Open tonyf opened this issue 2 years ago • 1 comments

Why are these changes needed?

When processing large datasets, ray data doesn't support any sort of resumption scheme. This is an experimental progress tracker for reading & writing webdataset datasets. It uses a ProgressTracker actor keep track of shards and keys that have already been processed such that rows that have already been processed can be skipped.

The WebdatasetSource source now skips keys & tarfiles that have already been processed. The WebdatasetSink reports successfully written keys & paths to the ProgressTracker.

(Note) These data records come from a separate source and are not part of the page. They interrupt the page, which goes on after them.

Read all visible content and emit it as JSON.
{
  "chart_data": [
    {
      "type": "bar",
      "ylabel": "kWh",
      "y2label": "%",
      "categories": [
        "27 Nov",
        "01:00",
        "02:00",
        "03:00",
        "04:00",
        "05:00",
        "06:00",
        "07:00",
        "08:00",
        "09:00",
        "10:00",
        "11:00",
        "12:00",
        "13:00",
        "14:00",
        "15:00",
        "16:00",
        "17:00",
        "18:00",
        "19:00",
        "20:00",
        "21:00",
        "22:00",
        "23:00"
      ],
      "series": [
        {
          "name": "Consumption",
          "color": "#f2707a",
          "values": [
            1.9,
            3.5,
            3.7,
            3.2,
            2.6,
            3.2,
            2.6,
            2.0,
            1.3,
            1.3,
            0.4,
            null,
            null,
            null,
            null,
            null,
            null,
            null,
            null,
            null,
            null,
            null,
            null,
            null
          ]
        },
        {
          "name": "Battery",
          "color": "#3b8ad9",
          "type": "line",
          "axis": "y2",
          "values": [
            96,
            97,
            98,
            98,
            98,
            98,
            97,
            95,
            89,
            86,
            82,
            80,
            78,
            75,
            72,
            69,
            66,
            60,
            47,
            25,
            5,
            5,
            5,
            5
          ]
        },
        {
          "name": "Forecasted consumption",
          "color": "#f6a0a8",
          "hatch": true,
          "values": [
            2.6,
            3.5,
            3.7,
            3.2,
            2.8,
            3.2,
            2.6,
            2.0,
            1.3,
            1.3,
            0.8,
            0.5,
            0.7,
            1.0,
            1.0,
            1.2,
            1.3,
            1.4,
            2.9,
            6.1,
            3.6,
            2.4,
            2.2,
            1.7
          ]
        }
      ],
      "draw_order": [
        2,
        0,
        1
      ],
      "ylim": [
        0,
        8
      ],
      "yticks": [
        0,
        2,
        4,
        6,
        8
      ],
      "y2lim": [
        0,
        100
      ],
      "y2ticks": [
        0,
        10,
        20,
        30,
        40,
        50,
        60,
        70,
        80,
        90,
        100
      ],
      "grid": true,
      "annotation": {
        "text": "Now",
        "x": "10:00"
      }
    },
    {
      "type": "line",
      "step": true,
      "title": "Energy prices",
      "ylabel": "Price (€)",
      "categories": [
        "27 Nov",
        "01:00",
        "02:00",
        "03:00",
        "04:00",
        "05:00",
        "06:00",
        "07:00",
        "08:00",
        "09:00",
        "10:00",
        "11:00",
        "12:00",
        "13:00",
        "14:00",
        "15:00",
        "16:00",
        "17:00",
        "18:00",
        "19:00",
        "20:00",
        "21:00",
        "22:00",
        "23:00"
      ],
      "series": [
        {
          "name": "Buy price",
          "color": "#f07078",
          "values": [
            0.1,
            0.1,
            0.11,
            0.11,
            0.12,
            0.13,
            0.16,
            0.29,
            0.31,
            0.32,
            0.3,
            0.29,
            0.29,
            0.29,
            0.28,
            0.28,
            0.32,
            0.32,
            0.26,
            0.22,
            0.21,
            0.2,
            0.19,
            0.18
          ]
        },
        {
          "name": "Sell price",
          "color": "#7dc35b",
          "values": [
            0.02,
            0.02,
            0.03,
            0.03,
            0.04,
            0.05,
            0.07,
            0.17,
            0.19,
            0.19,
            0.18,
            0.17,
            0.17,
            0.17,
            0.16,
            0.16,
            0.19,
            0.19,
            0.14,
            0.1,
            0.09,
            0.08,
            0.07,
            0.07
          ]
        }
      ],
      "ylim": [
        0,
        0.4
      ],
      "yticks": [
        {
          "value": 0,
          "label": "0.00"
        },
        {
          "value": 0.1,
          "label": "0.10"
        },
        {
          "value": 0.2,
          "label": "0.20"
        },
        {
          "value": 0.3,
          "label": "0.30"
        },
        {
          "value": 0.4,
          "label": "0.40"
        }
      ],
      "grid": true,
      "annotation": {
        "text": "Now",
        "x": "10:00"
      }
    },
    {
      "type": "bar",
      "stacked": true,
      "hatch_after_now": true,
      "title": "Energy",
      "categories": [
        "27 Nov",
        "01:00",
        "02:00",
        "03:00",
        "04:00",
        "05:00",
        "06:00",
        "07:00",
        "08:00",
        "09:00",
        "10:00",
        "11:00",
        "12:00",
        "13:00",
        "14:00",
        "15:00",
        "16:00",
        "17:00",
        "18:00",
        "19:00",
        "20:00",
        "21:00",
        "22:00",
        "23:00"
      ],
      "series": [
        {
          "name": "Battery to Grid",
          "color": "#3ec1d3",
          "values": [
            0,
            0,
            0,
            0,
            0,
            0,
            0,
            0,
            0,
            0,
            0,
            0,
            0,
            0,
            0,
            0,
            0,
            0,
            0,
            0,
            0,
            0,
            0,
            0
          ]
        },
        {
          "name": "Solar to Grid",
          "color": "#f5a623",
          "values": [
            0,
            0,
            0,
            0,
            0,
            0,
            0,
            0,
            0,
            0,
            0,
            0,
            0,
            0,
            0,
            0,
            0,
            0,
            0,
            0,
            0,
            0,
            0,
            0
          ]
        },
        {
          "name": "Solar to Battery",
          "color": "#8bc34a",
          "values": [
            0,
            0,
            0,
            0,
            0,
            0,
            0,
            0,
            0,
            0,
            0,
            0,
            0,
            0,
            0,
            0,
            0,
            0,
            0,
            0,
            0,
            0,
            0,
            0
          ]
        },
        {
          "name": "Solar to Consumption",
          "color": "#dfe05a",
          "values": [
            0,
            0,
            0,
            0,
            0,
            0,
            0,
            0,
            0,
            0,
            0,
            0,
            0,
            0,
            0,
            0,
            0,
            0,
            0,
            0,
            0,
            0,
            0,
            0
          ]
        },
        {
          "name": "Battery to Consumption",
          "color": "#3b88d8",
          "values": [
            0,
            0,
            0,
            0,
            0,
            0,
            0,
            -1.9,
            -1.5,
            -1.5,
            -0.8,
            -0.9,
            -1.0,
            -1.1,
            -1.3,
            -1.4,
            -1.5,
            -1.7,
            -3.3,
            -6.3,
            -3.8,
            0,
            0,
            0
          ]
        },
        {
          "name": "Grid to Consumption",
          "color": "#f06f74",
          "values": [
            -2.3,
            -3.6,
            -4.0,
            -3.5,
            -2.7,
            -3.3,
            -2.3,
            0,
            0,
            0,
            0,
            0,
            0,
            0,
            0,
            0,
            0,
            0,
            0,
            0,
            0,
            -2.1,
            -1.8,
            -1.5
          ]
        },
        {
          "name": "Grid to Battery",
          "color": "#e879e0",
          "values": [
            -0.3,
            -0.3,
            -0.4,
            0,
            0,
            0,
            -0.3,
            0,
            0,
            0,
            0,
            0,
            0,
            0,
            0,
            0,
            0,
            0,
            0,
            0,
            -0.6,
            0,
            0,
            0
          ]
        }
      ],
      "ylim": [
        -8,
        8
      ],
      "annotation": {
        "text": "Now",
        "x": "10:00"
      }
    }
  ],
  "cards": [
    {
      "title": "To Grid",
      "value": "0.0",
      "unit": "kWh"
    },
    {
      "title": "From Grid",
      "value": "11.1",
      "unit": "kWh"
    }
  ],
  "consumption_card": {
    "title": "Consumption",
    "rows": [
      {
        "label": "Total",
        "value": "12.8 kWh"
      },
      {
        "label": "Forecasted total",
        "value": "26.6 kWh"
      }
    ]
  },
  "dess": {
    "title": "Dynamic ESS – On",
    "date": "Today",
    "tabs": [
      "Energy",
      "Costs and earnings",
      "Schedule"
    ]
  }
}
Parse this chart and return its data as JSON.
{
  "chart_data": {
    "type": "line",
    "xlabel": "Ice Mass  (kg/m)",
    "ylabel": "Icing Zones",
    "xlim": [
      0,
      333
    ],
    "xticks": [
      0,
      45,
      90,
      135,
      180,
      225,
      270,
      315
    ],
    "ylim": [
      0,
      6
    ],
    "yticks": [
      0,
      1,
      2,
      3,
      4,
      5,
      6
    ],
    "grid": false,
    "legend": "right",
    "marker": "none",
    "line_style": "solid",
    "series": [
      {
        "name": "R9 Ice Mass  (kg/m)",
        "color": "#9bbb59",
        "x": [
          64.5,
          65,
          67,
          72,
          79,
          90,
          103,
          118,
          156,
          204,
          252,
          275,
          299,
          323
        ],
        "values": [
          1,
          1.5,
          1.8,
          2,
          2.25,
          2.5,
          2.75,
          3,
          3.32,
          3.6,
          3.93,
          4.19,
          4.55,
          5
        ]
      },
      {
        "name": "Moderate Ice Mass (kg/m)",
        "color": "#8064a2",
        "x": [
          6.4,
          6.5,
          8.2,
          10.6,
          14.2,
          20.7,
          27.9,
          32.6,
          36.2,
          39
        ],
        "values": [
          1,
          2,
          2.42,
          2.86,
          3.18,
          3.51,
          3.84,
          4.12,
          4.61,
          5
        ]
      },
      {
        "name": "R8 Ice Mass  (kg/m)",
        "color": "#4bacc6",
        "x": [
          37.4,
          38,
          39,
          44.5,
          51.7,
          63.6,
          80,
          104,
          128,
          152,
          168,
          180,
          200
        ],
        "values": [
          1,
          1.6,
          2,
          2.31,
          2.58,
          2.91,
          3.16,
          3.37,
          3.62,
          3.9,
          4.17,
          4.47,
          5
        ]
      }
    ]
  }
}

This doesn't affect how ray writes webdatasets. Each run will have a new dataset uuid, but since the webdataset library doesn't particularly care about the naming shards so long as they are sequential, this works.

Checks

[x] I've signed off every commit(by using the -s flag, i.e., git commit -s) in this PR.
[x] I've run scripts/format.sh to lint the changes in this PR.
[ ] I've included any doc changes needed for https://docs.ray.io/en/master/.
- [ ] I've added any new APIs to the API Reference. For example, if I added a method in Tune, I've added it in doc/source/tune/api/ under the corresponding .rst file.
[ ] I've made sure the tests are passing. Note that there might be a few flaky tests, see the recent failures at https://flakey-tests.ray.io/
Testing Strategy
- [ ] Unit tests
- [ ] Release tests
- [x] This PR is not tested :(

Mar 19 '24 17:03 tonyf

This pull request has been automatically marked as stale because it has not had recent activity. It will be closed in 14 days if no further activity occurs. Thank you for your contributions.

If you'd like to keep this open, just leave any comment, and the stale label will be removed.

Apr 22 '24 06:04 stale[bot]